As well as grappling with cross-border regulation after Brexit, the successful candidate will have to deal with legacies of the eurozone crisis — particularly in Italy, one of the region’s biggest banking markets, where sour loans remain a problem and the SSM’s image has been tarnished by clashes with Rome.
In deciding who should take on those challenges, the central bankers and EU lawmakers in charge of the appointment know nationality will be a factor, as it is with many senior EU positions. Several candidates could leave the race if governments decide political capital would be better spent on securing other senior jobs — not least the ECB presidency when Mario Draghi’s term ends next year.
Ms Nouy has sought to level the playing field by imposing the same standards on banks around the region. But with member states often arguing that the SSM ignores the quirks of each country’s banking systems, harmonisation remains a work in progress.
Perhaps nowhere has its stance been so fiercely criticised as in Italy, where senior banking executives have declared Ms Nouy “biased”, “a technocrat with no understanding of banking” and even “mad” because of the SSM’s focus on the country’s bad loans.
“The SSM’s reputation is mixed in the sense that they are seen as not recognising how banking works and want to reverse-engineer a certain result without thinking of how that is going to affect a bank’s ability to make money in the longer term,” said Marco Mazzucchelli, a senior European banker who was a member of a European Commission group charged with suggesting structural reform of the eurozone banking system in the wake of the crisis.

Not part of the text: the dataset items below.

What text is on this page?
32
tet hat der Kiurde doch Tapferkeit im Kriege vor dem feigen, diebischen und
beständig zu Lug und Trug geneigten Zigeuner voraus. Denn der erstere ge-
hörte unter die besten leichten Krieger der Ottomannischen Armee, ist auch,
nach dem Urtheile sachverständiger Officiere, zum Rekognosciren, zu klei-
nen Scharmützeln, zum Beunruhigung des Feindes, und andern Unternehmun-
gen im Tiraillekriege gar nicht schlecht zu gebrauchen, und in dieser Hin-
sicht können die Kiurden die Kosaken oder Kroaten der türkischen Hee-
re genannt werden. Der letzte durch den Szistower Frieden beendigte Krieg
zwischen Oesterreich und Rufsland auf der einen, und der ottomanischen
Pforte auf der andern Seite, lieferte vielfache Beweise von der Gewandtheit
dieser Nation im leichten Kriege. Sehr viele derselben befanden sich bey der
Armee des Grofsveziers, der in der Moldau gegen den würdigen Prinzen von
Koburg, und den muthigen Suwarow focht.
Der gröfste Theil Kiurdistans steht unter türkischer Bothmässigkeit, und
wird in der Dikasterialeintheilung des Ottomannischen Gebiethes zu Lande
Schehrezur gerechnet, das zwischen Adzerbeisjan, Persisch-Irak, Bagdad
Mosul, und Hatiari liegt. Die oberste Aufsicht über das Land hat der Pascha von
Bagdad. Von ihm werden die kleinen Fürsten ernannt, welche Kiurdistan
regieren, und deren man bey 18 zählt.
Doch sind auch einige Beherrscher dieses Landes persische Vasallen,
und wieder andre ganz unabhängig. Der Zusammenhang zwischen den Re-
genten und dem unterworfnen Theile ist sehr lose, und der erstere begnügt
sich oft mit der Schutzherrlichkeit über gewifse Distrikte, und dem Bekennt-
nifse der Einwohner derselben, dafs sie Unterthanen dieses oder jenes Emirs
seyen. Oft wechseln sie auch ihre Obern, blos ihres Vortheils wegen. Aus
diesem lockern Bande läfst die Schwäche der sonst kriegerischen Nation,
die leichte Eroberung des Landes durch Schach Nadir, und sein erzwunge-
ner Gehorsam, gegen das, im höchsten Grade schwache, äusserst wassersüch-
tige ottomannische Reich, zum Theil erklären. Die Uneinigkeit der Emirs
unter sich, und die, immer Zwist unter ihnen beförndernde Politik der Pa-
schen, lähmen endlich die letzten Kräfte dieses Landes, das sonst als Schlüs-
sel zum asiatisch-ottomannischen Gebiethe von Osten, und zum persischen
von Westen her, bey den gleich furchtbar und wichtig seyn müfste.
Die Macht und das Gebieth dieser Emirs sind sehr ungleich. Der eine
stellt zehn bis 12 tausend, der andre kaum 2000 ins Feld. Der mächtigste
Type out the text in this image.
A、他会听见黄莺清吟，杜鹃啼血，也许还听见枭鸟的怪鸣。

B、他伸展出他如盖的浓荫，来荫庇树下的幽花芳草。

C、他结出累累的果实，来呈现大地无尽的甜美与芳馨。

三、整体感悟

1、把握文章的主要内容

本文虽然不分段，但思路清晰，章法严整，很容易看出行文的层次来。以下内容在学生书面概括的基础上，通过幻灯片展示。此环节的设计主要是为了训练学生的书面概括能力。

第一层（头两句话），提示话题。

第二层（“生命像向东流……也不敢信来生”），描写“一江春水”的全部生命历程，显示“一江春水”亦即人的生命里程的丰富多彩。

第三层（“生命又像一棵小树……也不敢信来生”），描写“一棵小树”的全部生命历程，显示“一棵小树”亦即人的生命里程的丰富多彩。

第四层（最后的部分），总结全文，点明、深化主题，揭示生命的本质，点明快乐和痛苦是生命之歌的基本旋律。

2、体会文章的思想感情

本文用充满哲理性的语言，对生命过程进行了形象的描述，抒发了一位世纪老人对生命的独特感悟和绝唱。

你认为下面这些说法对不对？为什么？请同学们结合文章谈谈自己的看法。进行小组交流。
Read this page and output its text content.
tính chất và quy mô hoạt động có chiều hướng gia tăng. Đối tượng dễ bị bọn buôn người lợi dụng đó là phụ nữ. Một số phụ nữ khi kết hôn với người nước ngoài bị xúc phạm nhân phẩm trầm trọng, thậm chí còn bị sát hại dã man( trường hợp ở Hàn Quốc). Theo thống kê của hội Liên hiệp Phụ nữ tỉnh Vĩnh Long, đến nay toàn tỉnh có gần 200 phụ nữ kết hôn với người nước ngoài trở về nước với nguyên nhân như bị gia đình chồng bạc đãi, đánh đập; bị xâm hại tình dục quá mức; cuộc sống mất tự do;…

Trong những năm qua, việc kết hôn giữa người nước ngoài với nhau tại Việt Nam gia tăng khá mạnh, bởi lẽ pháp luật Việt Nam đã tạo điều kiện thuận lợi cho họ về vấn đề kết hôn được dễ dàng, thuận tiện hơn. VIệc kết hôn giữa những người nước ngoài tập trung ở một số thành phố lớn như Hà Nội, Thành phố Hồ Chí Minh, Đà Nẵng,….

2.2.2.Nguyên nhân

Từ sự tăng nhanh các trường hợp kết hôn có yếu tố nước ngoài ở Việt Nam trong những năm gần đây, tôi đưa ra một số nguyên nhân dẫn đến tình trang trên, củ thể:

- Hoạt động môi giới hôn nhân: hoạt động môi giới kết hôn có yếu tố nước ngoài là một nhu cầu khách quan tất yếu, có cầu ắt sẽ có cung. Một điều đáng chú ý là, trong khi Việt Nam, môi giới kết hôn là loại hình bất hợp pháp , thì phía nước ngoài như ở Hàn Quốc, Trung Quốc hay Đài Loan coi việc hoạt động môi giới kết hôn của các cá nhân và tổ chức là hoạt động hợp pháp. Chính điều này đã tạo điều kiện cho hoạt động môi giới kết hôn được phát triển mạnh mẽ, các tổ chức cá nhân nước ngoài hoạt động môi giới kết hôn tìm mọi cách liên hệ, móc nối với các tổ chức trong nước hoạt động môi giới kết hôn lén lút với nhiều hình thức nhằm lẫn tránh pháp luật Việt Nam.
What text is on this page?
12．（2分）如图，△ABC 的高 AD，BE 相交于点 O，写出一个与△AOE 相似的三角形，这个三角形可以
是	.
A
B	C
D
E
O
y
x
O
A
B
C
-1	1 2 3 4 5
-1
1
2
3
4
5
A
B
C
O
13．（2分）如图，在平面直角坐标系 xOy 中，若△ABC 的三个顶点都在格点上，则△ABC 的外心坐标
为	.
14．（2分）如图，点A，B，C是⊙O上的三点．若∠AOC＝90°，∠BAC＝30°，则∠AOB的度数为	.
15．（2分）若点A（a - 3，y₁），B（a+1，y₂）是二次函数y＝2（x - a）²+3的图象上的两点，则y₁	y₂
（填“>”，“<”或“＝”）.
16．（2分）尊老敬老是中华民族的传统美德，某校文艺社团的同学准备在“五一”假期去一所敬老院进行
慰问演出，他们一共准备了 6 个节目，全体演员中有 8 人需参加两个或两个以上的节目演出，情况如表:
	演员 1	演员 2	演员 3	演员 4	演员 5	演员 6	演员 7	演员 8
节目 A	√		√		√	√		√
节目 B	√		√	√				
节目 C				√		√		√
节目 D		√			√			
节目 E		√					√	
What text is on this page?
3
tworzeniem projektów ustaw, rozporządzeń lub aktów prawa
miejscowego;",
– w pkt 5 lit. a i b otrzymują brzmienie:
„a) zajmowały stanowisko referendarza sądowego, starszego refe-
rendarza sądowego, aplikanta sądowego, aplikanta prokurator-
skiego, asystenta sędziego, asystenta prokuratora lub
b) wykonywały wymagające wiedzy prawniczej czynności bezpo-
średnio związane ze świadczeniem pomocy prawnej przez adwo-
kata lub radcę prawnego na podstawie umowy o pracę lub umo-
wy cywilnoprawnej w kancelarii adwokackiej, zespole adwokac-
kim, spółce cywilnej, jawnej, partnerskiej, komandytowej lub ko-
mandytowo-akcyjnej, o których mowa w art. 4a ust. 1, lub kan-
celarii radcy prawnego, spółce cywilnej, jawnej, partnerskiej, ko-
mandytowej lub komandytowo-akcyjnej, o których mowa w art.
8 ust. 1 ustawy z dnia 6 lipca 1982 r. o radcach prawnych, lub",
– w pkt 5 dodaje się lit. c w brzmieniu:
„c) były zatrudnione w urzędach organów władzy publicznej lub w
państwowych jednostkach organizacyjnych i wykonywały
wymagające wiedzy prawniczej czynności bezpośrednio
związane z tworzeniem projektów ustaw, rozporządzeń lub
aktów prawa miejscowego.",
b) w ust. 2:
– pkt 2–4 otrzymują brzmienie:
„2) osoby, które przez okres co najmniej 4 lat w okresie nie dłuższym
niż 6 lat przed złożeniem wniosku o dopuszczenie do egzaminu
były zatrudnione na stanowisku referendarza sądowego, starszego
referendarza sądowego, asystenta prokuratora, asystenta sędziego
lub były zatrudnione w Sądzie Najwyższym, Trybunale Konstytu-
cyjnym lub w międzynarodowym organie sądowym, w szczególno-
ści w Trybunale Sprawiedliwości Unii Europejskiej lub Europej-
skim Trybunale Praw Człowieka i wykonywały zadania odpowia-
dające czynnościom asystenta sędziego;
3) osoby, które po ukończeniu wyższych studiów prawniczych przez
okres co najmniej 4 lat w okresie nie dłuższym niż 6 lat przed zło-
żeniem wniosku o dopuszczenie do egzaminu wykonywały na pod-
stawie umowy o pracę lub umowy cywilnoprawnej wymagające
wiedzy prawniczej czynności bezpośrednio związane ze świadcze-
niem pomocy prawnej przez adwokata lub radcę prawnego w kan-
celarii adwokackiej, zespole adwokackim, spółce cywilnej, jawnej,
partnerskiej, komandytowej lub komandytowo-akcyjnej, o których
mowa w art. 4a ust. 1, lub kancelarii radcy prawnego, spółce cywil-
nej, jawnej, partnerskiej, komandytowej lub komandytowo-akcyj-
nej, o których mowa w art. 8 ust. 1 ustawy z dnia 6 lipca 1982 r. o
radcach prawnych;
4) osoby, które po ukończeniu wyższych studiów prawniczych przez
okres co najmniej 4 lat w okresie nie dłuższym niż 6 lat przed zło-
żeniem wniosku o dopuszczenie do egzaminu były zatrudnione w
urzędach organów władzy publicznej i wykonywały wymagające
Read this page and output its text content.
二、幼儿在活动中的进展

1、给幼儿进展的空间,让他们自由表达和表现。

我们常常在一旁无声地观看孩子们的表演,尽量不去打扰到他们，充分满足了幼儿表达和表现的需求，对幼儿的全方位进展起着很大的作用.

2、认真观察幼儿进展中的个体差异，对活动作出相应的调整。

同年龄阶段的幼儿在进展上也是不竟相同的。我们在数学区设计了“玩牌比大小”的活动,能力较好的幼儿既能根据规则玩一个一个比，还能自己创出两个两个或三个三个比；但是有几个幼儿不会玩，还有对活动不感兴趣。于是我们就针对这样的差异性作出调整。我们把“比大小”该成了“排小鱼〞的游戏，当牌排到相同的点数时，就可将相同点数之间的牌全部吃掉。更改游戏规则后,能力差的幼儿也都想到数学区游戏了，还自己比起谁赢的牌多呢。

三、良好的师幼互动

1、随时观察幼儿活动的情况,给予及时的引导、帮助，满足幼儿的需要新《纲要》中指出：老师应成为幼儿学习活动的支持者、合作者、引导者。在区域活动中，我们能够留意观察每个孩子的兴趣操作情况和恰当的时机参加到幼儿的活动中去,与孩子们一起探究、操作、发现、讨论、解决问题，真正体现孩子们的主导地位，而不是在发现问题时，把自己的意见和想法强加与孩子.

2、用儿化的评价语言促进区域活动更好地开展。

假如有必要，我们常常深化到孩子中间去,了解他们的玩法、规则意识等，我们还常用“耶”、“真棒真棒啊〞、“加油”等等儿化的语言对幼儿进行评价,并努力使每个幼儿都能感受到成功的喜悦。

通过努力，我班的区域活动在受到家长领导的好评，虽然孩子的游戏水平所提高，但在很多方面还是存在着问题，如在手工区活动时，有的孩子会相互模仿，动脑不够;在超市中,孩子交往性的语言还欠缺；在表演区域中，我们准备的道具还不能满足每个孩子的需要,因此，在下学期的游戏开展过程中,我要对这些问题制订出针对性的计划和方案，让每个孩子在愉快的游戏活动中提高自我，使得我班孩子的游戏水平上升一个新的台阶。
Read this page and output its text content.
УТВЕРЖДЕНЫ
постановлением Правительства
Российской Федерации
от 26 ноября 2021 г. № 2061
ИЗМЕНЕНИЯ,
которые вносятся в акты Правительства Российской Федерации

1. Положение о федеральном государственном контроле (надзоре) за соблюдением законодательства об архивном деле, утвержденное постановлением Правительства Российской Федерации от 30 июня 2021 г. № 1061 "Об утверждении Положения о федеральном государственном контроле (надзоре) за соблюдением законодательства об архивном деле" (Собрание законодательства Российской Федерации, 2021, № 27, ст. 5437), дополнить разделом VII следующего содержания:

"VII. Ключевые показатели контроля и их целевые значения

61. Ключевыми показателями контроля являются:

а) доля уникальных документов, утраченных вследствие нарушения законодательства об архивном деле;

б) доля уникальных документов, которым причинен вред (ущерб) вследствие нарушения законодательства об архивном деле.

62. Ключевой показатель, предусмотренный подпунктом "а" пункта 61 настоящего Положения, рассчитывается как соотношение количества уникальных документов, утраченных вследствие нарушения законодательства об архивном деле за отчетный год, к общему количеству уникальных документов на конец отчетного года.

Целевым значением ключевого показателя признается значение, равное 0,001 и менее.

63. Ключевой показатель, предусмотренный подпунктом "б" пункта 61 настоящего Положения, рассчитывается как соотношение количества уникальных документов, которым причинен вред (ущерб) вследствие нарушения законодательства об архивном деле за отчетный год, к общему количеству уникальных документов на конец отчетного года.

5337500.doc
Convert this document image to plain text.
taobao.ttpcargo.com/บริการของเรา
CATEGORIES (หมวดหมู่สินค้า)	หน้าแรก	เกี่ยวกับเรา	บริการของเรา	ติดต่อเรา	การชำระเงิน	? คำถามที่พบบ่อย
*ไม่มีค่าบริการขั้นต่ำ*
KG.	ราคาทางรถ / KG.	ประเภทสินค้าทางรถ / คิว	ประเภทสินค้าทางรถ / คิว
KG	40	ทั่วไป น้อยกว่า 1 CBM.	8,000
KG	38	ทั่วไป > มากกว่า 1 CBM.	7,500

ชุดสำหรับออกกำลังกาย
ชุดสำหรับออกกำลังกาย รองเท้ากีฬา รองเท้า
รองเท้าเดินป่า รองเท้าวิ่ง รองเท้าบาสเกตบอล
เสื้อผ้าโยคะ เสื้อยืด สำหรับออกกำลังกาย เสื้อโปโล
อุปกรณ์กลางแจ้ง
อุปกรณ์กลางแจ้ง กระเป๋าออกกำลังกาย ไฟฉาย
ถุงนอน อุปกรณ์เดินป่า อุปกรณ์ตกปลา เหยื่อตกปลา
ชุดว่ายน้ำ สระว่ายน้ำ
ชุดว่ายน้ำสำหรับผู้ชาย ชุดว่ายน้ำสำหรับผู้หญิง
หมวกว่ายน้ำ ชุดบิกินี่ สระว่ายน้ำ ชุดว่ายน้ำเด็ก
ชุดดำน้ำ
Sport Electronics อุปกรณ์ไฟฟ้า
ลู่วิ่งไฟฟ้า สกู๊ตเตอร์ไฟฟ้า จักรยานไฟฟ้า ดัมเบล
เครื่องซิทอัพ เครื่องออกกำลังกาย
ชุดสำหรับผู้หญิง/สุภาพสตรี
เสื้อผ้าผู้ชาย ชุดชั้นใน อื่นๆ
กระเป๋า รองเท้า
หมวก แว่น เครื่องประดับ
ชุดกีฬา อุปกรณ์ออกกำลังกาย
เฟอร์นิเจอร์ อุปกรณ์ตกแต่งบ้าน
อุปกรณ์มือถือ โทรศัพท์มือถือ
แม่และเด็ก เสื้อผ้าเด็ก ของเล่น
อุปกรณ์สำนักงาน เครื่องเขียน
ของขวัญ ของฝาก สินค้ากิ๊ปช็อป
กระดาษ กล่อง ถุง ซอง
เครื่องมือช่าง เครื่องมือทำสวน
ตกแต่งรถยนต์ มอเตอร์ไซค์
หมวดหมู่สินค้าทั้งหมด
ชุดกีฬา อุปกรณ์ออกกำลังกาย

Choosing a successor to Ms Nouy provides an opportunity to please Rome, since two Italians are among the favourites. One is Andrea Enria, chair of the European Banking Authority, the EU-wide institution which conducts periodic stress tests of the region’s financial system. The other is Ignazio Angeloni, already a member of the SSM’s supervisory board, who signalled his appetite for the job this year when he set out his vision for what should come next in a speech in London.